Gypsy Moth Update – 2016
In March, the City held an open house on the gypsy moth situation in our neighbourhood. As a whole, it appears that the number of egg masses has remained constant in trees being monitored by the City. It remains to be seen how this year’s mild winter affects the overall population.
On top of gypsy moth, there has also been some appearance of green inch worms which the City believes may be canker worms. This pest can also be very destructive to the oak trees. They tend to emerge a bit earlier than the gypsy moth caterpillars. The inch worms will also eat the tree canopy with smaller holes in the leaves of the trees.
The main affected areas in our community are bound by:
Lorne Park Road to the east; Camelford Road to the west (including the Bramsey loop); Truscott to the south; and Wembury to the north (extending to Indian Road in the east).

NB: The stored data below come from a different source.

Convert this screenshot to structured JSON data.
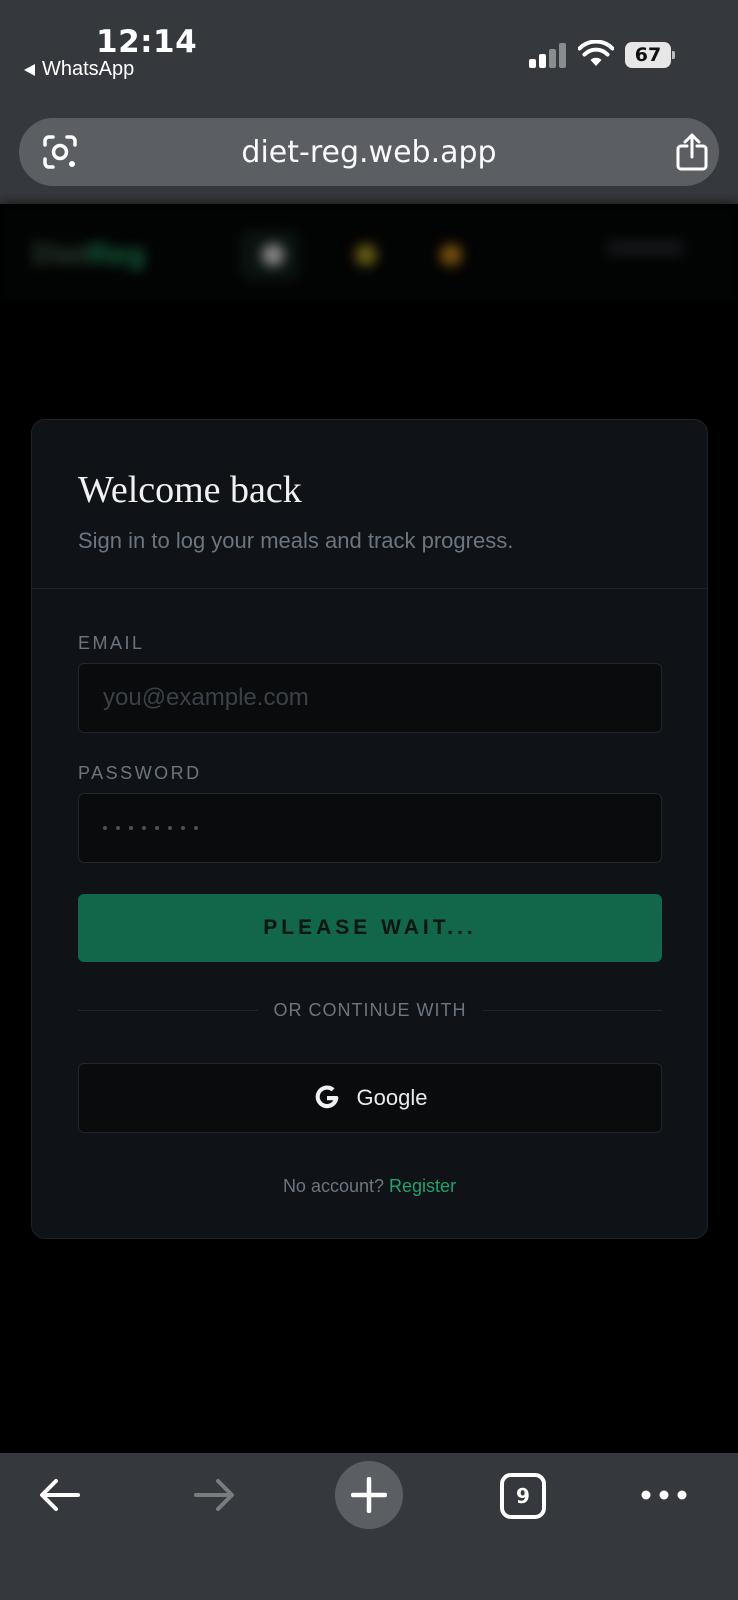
{
  "status_bar": {
    "time": "12:14",
    "back_app": "WhatsApp",
    "battery_level": "67",
    "signal_icon": "signal-icon",
    "wifi_icon": "wifi-icon"
  },
  "browser": {
    "url": "diet-reg.web.app",
    "lens_icon": "lens-icon",
    "share_icon": "share-icon",
    "tab_count": "9",
    "toolbar_icons": [
      "back-arrow-icon",
      "forward-arrow-icon",
      "new-tab-plus-icon",
      "tabs-icon",
      "more-icon"
    ]
  },
  "login": {
    "title": "Welcome back",
    "subtitle": "Sign in to log your meals and track progress.",
    "email_label": "EMAIL",
    "email_placeholder": "you@example.com",
    "password_label": "PASSWORD",
    "submit_label": "PLEASE WAIT...",
    "divider_text": "OR CONTINUE WITH",
    "google_label": "Google",
    "footer_prompt": "No account?",
    "register_link": "Register"
  },
  "colors": {
    "accent": "#12664a",
    "link": "#1fa36d",
    "card_bg": "#0f1216",
    "chrome_bg": "#35383c"
  }
}
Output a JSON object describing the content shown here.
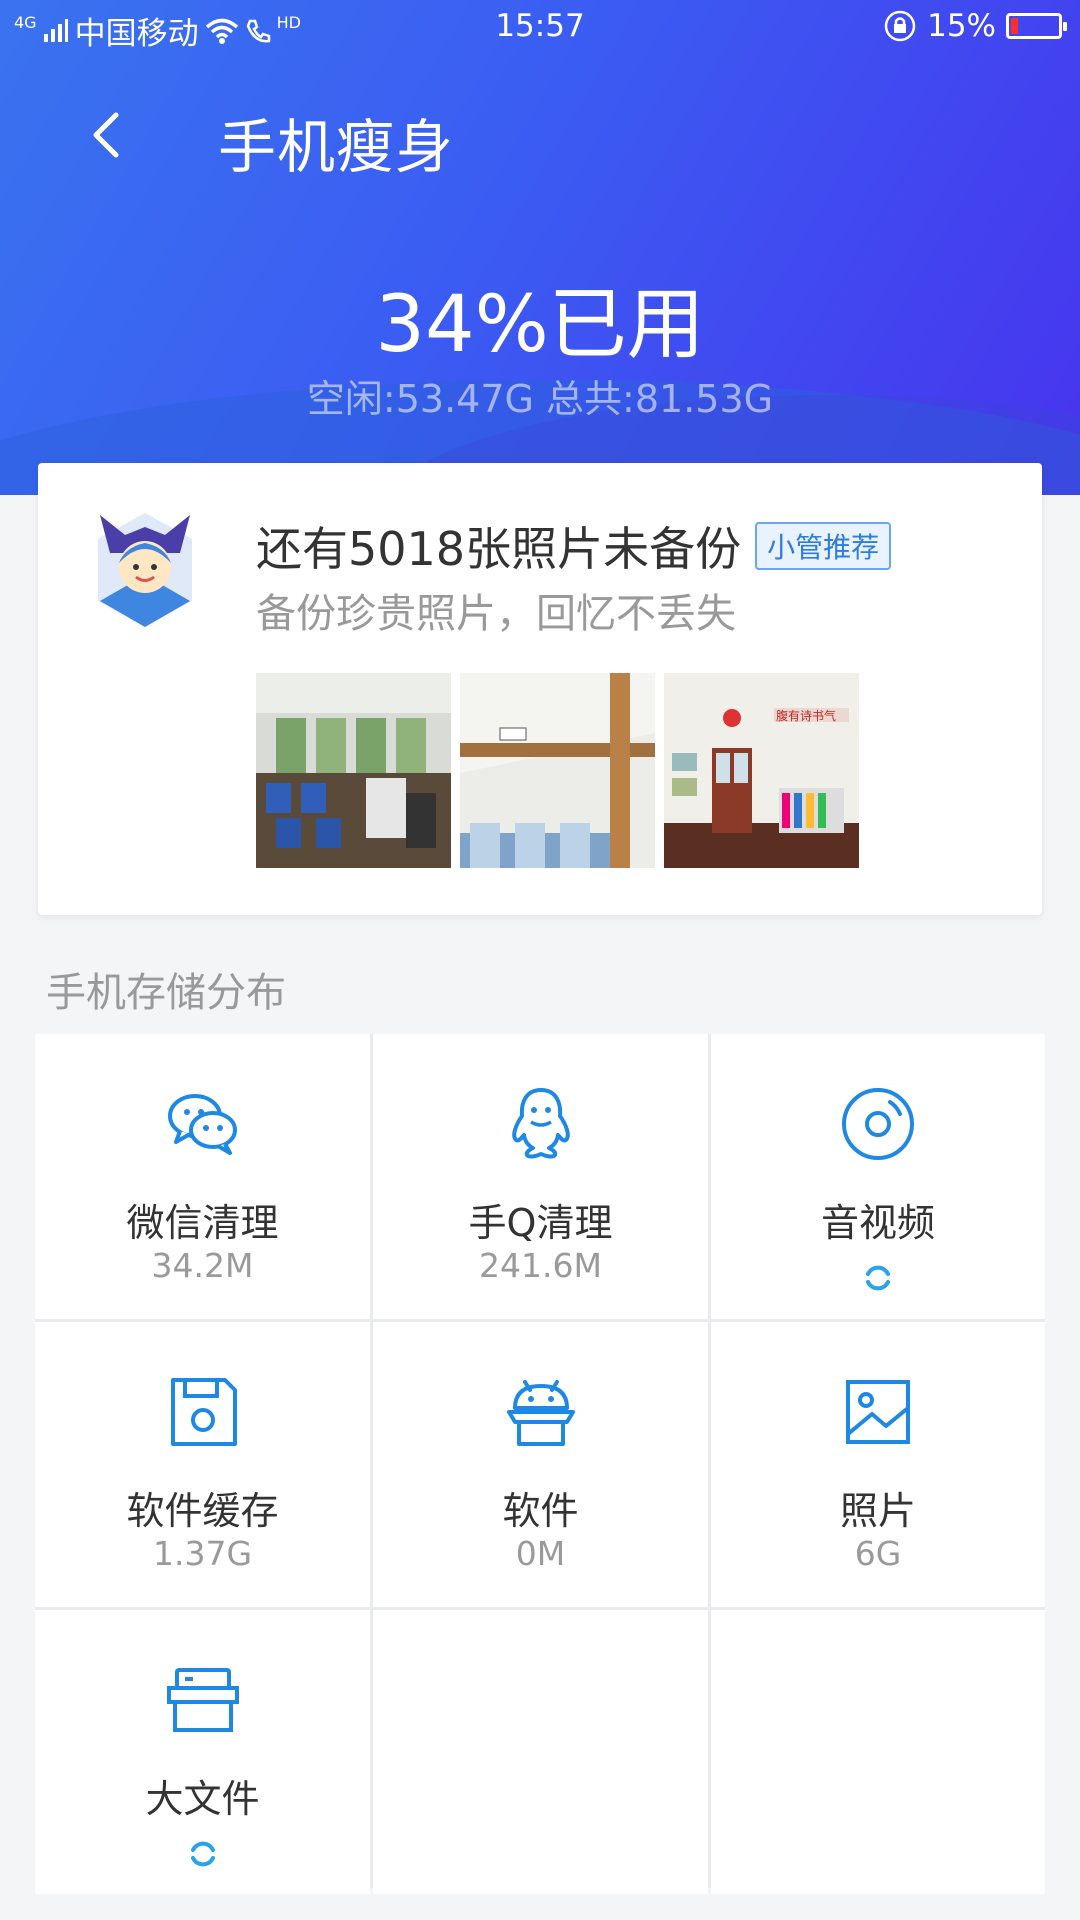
{
  "status_bar": {
    "network": "4G",
    "carrier": "中国移动",
    "hd": "HD",
    "time": "15:57",
    "battery_percent": "15%",
    "battery_level": 0.15
  },
  "header": {
    "title": "手机瘦身",
    "usage": "34%已用",
    "storage_summary": "空闲:53.47G 总共:81.53G"
  },
  "backup_card": {
    "title": "还有5018张照片未备份",
    "badge": "小管推荐",
    "subtitle": "备份珍贵照片，回忆不丢失"
  },
  "storage": {
    "section_title": "手机存储分布",
    "items": [
      {
        "label": "微信清理",
        "value": "34.2M",
        "icon": "wechat-icon"
      },
      {
        "label": "手Q清理",
        "value": "241.6M",
        "icon": "qq-icon"
      },
      {
        "label": "音视频",
        "value": "",
        "icon": "media-disc-icon"
      },
      {
        "label": "软件缓存",
        "value": "1.37G",
        "icon": "save-icon"
      },
      {
        "label": "软件",
        "value": "0M",
        "icon": "android-icon"
      },
      {
        "label": "照片",
        "value": "6G",
        "icon": "image-icon"
      },
      {
        "label": "大文件",
        "value": "",
        "icon": "box-icon"
      }
    ]
  },
  "colors": {
    "accent": "#1e88e5",
    "header_start": "#3a73f0",
    "header_end": "#4734ee"
  }
}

To help keep the gypsy moth/canker worm population in control, residents are encouraged to practice as many integrated pest management procedures as possible year after year to help.
What you can do:
All residents, especially those in neighbourhoods with a high density of oak trees, are encouraged to manage populations on their property by implementing the following pest management controls:
- picking caterpillars off foliage, tree trunks and branches and soaking them in soapy water to destroy them (May to July)
- placing sticky bands on tree trunks (May to July) – check local garden centres or Lee Valley
- installing burlap wraps around tree trunks and then collecting and destroying the caterpillars (May to September)
- using pheromone traps to capture and confuse male moths (June – August) – check local garden centres or Urban Nature Store
- scraping off and destroying egg masses (August – May)
- consult an arborist regarding Treeazin or AceCap which are synthetic insecticides drilled into the tree trunk.
A number of residents in the affected area noted above did have their trees injected last year with AceCap (the writer being one of them) and found that it helped immensely. The tree canopy was fuller and there was a significant reduction in worm droppings.
If you are considering injecting your trees with AceCap, please consult a certified arborist for cost. The injections would be carried out when the insects first appear and the buds are busting; typically sometime in May depending on the weather.